Holmes & Watson was penned by Jeffrey Hatcher. Hatcher also wrote the screenplay adaptation for Mr. Holmes (2015), which depicted the famous sleuth in his nineties, living in a boarding house and trying to remember his last case. Current film versions of the adventures of Holmes and Watson are like the ultimate in fan fiction.

There was a time when you could’ve read the stories without the unconscious likelihood of imagining how the characters looked because of their portrayal on film, particularly Basil Rathbone and Nigel Bruce as Holmes and Watson in a series of films cranked out in the 1930s and 1940s.

A recent franchise of films stars Robert Downey, Jr. and Jude Law as Holmes and Watson, and quite frankly gets several aspects of their characters formerly only found in the books. Holmes is skilled in pugilistic skills as much as playing the violin, and Watson has a game leg, the result of his service in the British Army during the conflict in Afghanistan. There’s actually a Sherlock Holmes 3 set for release next year in pre-production but could you imagine going to that film and not having Downey, Jr. or Law playing the deductive duo?

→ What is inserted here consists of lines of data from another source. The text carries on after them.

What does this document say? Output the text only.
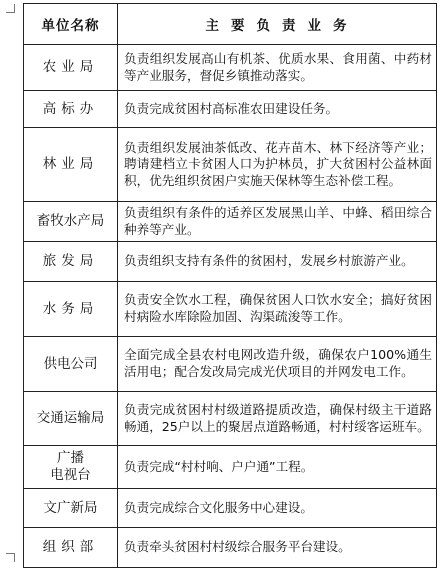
单位名称	主要负责业务
农业局	负责组织发展高山有机茶、优质水果、食用菌、中药材等产业服务，督促乡镇推动落实。
高标办	负责完成贫困村高标准农田建设任务。
林业局	负责组织发展油茶低改、花卉苗木、林下经济等产业；聘请建档立卡贫困人口为护林员，扩大贫困村公益林面积，优先组织贫困户实施天保林等生态补偿工程。
畜牧水产局	负责组织有条件的适养区发展黑山羊、中蜂、稻田综合种养等产业。
旅发局	负责组织支持有条件的贫困村，发展乡村旅游产业。
水务局	负责安全饮水工程，确保贫困人口饮水安全；搞好贫困村病险水库除险加固、沟渠疏浚等工作。
供电公司	全面完成全县农村电网改造升级，确保农户100%通生活用电；配合发改局完成光伏项目的并网发电工作。
交通运输局	负责完成贫困村村级道路提质改造，确保村级主干道路畅通，25户以上的聚居点道路畅通，村村绥客运班车。

广播
电视台	负责完成“村村响、户户通”工程。
文广新局	负责完成综合文化服务中心建设。
组织部	负责牵头贫困村村级综合服务平台建设。
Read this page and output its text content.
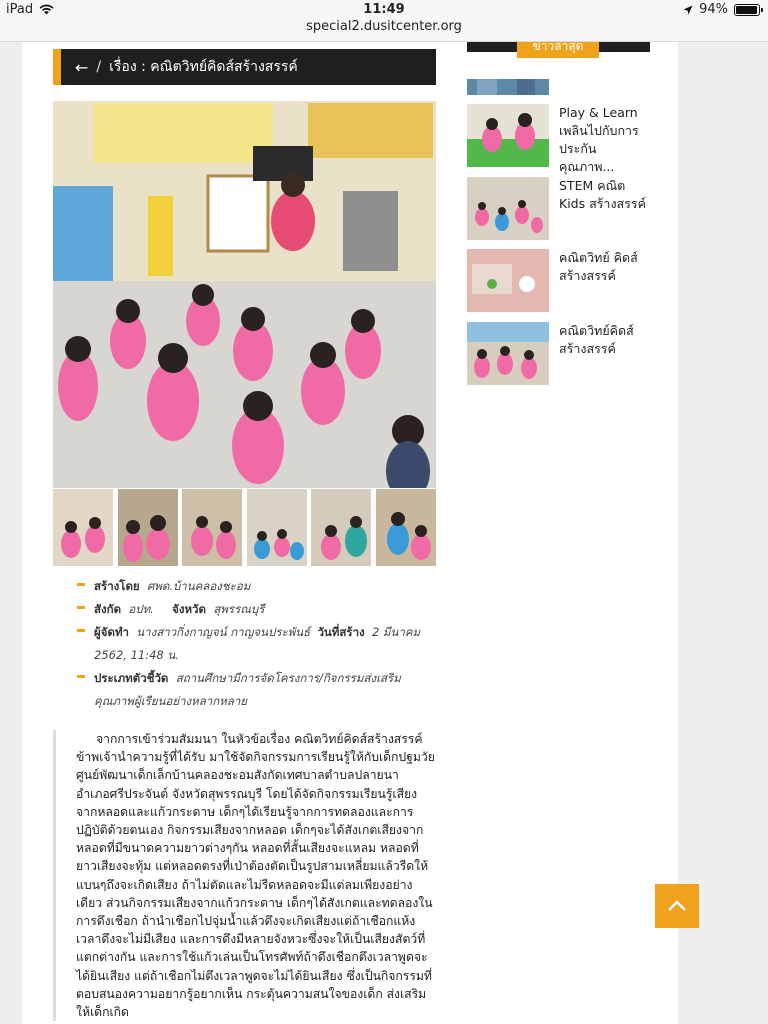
iPad	11:49	94%
special2.dusitcenter.org
← / เรื่อง : คณิตวิทย์คิดส์สร้างสรรค์
สร้างโดย ศพด.บ้านคลองชะอม
สังกัด อปท. จังหวัด สุพรรณบุรี
ผู้จัดทำ นางสาวกิ่งกาญจน์ กาญจนประพันธ์ วันที่สร้าง 2 มีนาคม 2562, 11:48 น.
ประเภทตัวชี้วัด สถานศึกษามีการจัดโครงการ/กิจกรรมส่งเสริมคุณภาพผู้เรียนอย่างหลากหลาย

จากการเข้าร่วมสัมมนา ในหัวข้อเรื่อง คณิตวิทย์คิดส์สร้างสรรค์ ข้าพเจ้านำความรู้ที่ได้รับ มาใช้จัดกิจกรรมการเรียนรู้ให้กับเด็กปฐมวัยศูนย์พัฒนาเด็กเล็กบ้านคลองชะอมสังกัดเทศบาลตำบลปลายนา อำเภอศรีประจันต์ จังหวัดสุพรรณบุรี โดยได้จัดกิจกรรมเรียนรู้เสียงจากหลอดและแก้วกระดาษ เด็กๆได้เรียนรู้จากการทดลองและการปฏิบัติด้วยตนเอง กิจกรรมเสียงจากหลอด เด็กๆจะได้สังเกตเสียงจากหลอดที่มีขนาดความยาวต่างๆกัน หลอดที่สั้นเสียงจะแหลม หลอดที่ยาวเสียงจะทุ้ม แต่หลอดตรงที่เป่าต้องตัดเป็นรูปสามเหลี่ยมแล้วรีดให้แบนๆถึงจะเกิดเสียง ถ้าไม่ตัดและไม่รีดหลอดจะมีแต่ลมเพียงอย่างเดียว ส่วนกิจกรรมเสียงจากแก้วกระดาษ เด็กๆได้สังเกตและทดลองในการดึงเชือก ถ้านำเชือกไปจุ่มน้ำแล้วดึงจะเกิดเสียงแต่ถ้าเชือกแห้งเวลาดึงจะไม่มีเสียง และการดึงมีหลายจังหวะซึ่งจะให้เป็นเสียงสัตว์ที่แตกต่างกัน และการใช้แก้วเล่นเป็นโทรศัพท์ถ้าดึงเชือกตึงเวลาพูดจะได้ยินเสียง แต่ถ้าเชือกไม่ตึงเวลาพูดจะไม่ได้ยินเสียง ซึ่งเป็นกิจกรรมที่ตอบสนองความอยากรู้อยากเห็น กระตุ้นความสนใจของเด็ก ส่งเสริมให้เด็กเกิด

ข่าวล่าสุด
Play & Learn เพลินไปกับการประกันคุณภาพ...
STEM คณิต Kids สร้างสรรค์
คณิตวิทย์ คิดส์ สร้างสรรค์
คณิตวิทย์คิดส์ สร้างสรรค์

That’s why the stage offers unlimited potential for a newly imagined Sherlock Holmes story. It doesn’t matter what the characters look like so much as how they sound. Holmes, ever condescending as he contemplates the clues hidden to others; and Watson given to bluster but still an intuitive force with which to be reckoned. You can close your eyes and still tell the difference in the characters.

Hatcher sets his tale after Holmes has supposedly died battling with Moriarty atop Reichenbach Falls. Dr. Watson has arrived on a remote island that houses an asylum. Among the inmates are three men who claim to be Sherlock Holmes.

The one main set suggests a huge room at the asylum. A background window reveals surging active waves that surround the island. Occasionally the fog seeps through and overruns the stage.

Nothing is at it appears to be. Each of the three inmates claiming to be Holmes are distinguished both by the overabundance or lack of hair and the verbal response to questioning. A parallel plotline seen in flashback involves Madame Adler using her operatic skills for a clever heist of valuable jewels.

As the fog rolls in and the participants reveal their true motives, the audience is treated to so many twists in the narrative that you let your guard down and don’t see the next big reveal until it’s upon you. To reveal another single hint would be contrary to the sportsmanship of not revealing spoilers! Suffice it to say that Holmes and Watson feels so much like a part of the Doyle cannon as to appear authentic. 

Holmes & Watson plays at the Alley Theatre through July 22.